Investing in real estate is very common among wealthier Singaporeans. More than 90% of households own their homes and are equipped with modern amenities.

Residential properties in Singapore can be divided into three main categories: Private apartments, landed properties and HDB apartments.

Private apartments are classified either as apartments or condominiums by the government. The distinction is somewhat artificial, but typically apartments are smaller developments and condominiums generally have more facilities and are larger. Most condominiums come with swimming pool, tennis court, gym, squash court, children playground and a BBQ area. They also typically have their own enclosed car park and security guards looking after the security at the entrances and the whole area around the condominiums. Tenure of private apartments is commonly freehold, 99-year leasehold or 999-year leasehold. A freehold title enables the owner to hold the property in perpetuity, whilst a leasehold title confers possession upon the purchaser for the duration of the lease (for example, 99 or 999 years). On expiry of the lease, the title and interest in the property revert to the State.

Interest rates in Singapore are currently relatively low which is helping to attract more buyers to the property market. Home financing can be quite affordable and if an investor decides they want a mortgage to buy their investment property in Singapore they should have this agreed in principal before making any offer to buy otherwise the sale could fall through and the potential buyer could lose up to a 10% deposit.

On deciding to purchase a property the first step is to get an Option to Purchase. This is done by making a payment of one percent of the purchase price. This will effectively take the property off the market and allow the investor’s solicitor to have time to check out whether all is in order with the property and whether the investor will require permission to buy it.

Option to Purchase is usually prepared by the seller's (vendor) solicitor or property agent is valid for a 14 day period after which time a buyer either forfeits his 1% and the property goes back on the market or the buyer pays a further 9% of the purchase price to make up a 10% deposit.
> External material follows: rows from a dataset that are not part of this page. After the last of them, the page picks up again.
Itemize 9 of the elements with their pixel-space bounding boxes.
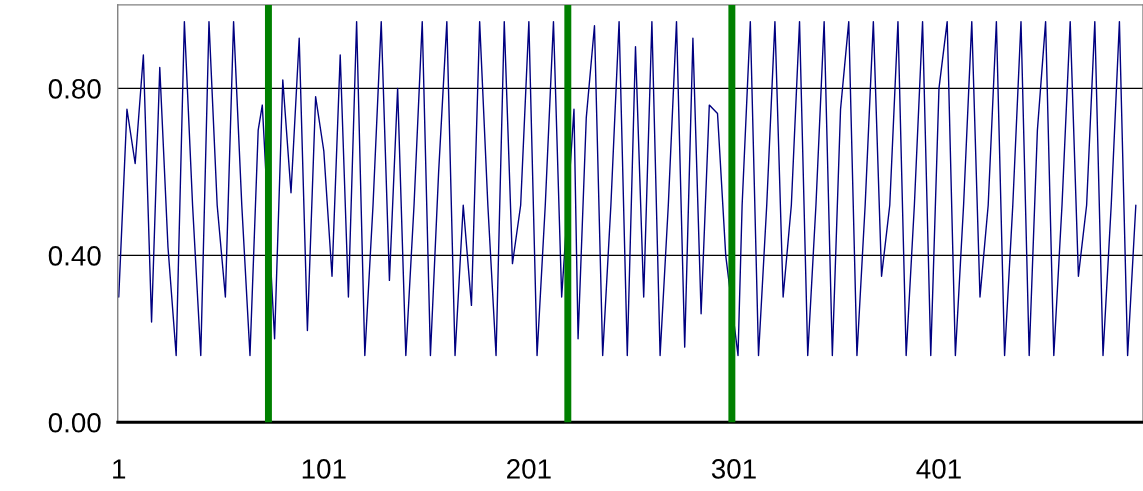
x-tick-label: 1 bbox=[113, 459, 126, 479]
line-series bbox=[118, 20, 1137, 357]
y-tick-label: 0.40 bbox=[48, 245, 101, 266]
y-tick-label: 0.80 bbox=[48, 79, 101, 99]
y-tick-label: 0.00 bbox=[48, 412, 101, 433]
x-tick-label: 201 bbox=[507, 459, 551, 479]
x-tick-label: 401 bbox=[916, 459, 961, 479]
x-tick-label: 301 bbox=[711, 459, 756, 479]
x-tick-label: 101 bbox=[302, 459, 346, 479]
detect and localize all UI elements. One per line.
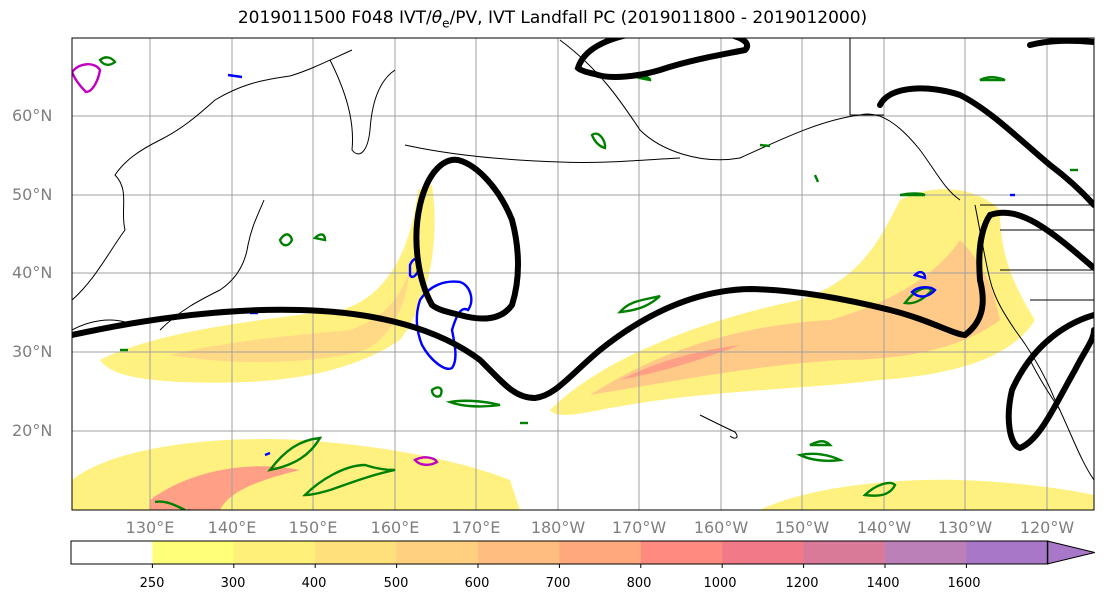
colorbar-segment	[478, 541, 560, 564]
ivt-plume-south-east	[760, 479, 1094, 510]
colorbar-tick-label: 1200	[785, 576, 819, 591]
colorbar-segment	[966, 541, 1049, 564]
coast-hawaii	[699, 414, 738, 439]
lat-label-60n: 60°N	[12, 106, 53, 125]
coastlines	[72, 38, 1094, 481]
coast-aleutians	[404, 144, 681, 164]
lon-label-140w: 140°W	[856, 518, 912, 537]
map-title: 2019011500 F048 IVT/θe/PV, IVT Landfall …	[237, 8, 868, 31]
coast-alaska	[559, 39, 961, 201]
coast-asia	[72, 49, 353, 331]
coast-north-america	[974, 204, 1094, 481]
colorbar-segment	[71, 541, 153, 564]
colorbar-tick-label: 1600	[947, 576, 981, 591]
colorbar-segment	[559, 541, 642, 564]
lon-label-120w: 120°W	[1019, 518, 1075, 537]
ivt-plume-south-core	[150, 466, 300, 510]
colorbar-extend-arrow	[1046, 540, 1095, 565]
pc-contour-east	[1005, 312, 1094, 452]
colorbar-tick-label: 600	[464, 576, 490, 591]
ivt-plume-central-max	[620, 345, 740, 380]
colorbar-tick-label: 250	[139, 576, 165, 591]
colorbar-segment	[315, 541, 398, 564]
pc-contour-ne	[877, 38, 1094, 208]
colorbar-tick-label: 500	[383, 576, 409, 591]
pv-contours	[227, 73, 1015, 457]
colorbar-segment	[722, 541, 805, 564]
lat-label-40n: 40°N	[12, 263, 53, 282]
map-frame	[71, 37, 1095, 511]
lon-label-130e: 130°E	[125, 518, 175, 537]
lon-label-170w: 170°W	[611, 518, 667, 537]
colorbar-segment	[640, 541, 723, 564]
lon-label-160e: 160°E	[370, 518, 420, 537]
lon-label-140e: 140°E	[207, 518, 257, 537]
colorbar-segment	[803, 541, 886, 564]
colorbar-segment	[885, 541, 967, 564]
lat-label-50n: 50°N	[12, 185, 53, 204]
pc-contour-loop-center	[413, 156, 521, 322]
colorbar-tick-label: 1400	[866, 576, 900, 591]
colorbar-tick-label: 700	[545, 576, 571, 591]
lon-label-180w: 180°W	[530, 518, 586, 537]
colorbar-segment	[396, 541, 479, 564]
coast-japan	[159, 199, 265, 331]
lon-label-170e: 170°E	[451, 518, 501, 537]
lon-label-130w: 130°W	[937, 518, 993, 537]
colorbar-segment	[152, 541, 235, 564]
theta-e-contours	[98, 56, 1078, 510]
lon-label-150e: 150°E	[288, 518, 338, 537]
colorbar-tick-label: 1000	[703, 576, 737, 591]
pc-contour-main	[72, 209, 1094, 402]
pv-magenta-contours	[72, 63, 439, 466]
coast-kamchatka	[329, 59, 396, 155]
lat-label-30n: 30°N	[12, 342, 53, 361]
colorbar-tick-label: 400	[301, 576, 327, 591]
colorbar-tick-label: 800	[626, 576, 652, 591]
lon-label-160w: 160°W	[693, 518, 749, 537]
ivt-landfall-pc-contours	[72, 38, 1094, 452]
colorbar-segment	[233, 541, 316, 564]
lat-label-20n: 20°N	[12, 421, 53, 440]
colorbar-tick-label: 300	[220, 576, 246, 591]
ivt-shading	[72, 185, 1094, 510]
ivt-plume-west-core	[170, 270, 410, 363]
colorbar	[70, 540, 1095, 568]
lon-label-150w: 150°W	[774, 518, 830, 537]
pc-contour-north	[574, 38, 750, 80]
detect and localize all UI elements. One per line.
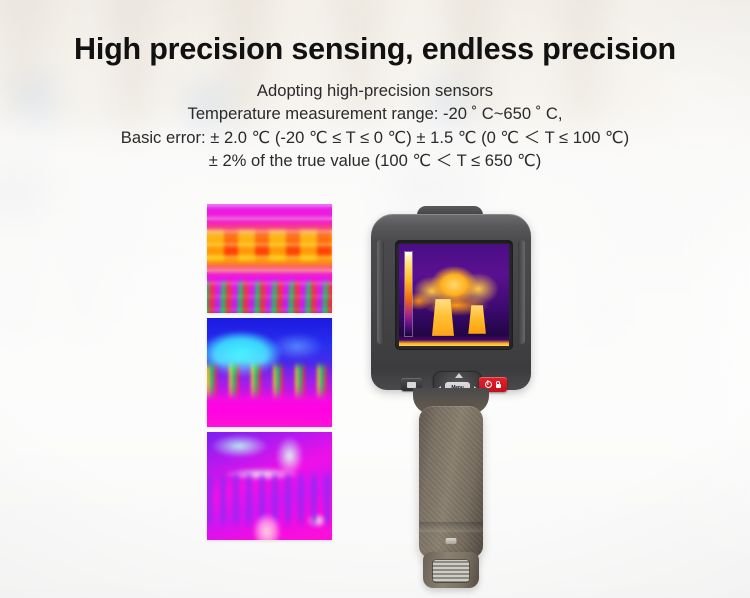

At this stage the property buying process moves forward and a preliminary contract is signed by the vendor and buyer.

Any further surveys, searches and permission seeking will take place before the final contract is signed and the property is exchanged. There is usually a 1% fee payable by the buyer to the estate agent in Singapore.

Besides this, stamp fee will be payable to Inland Revenue Authority of Singapore within 14 days upon exercising the Option to Purchase or signing the Sales and Purchase Agreement when you buy from a property developer. For properties above S$300,000, stamp fee payable will be 3% of the purchase price minus S$5,400.

Lawyer’s fees and any charges attributed to acquiring permission to buy property in Singapore or securing a mortgage are extra.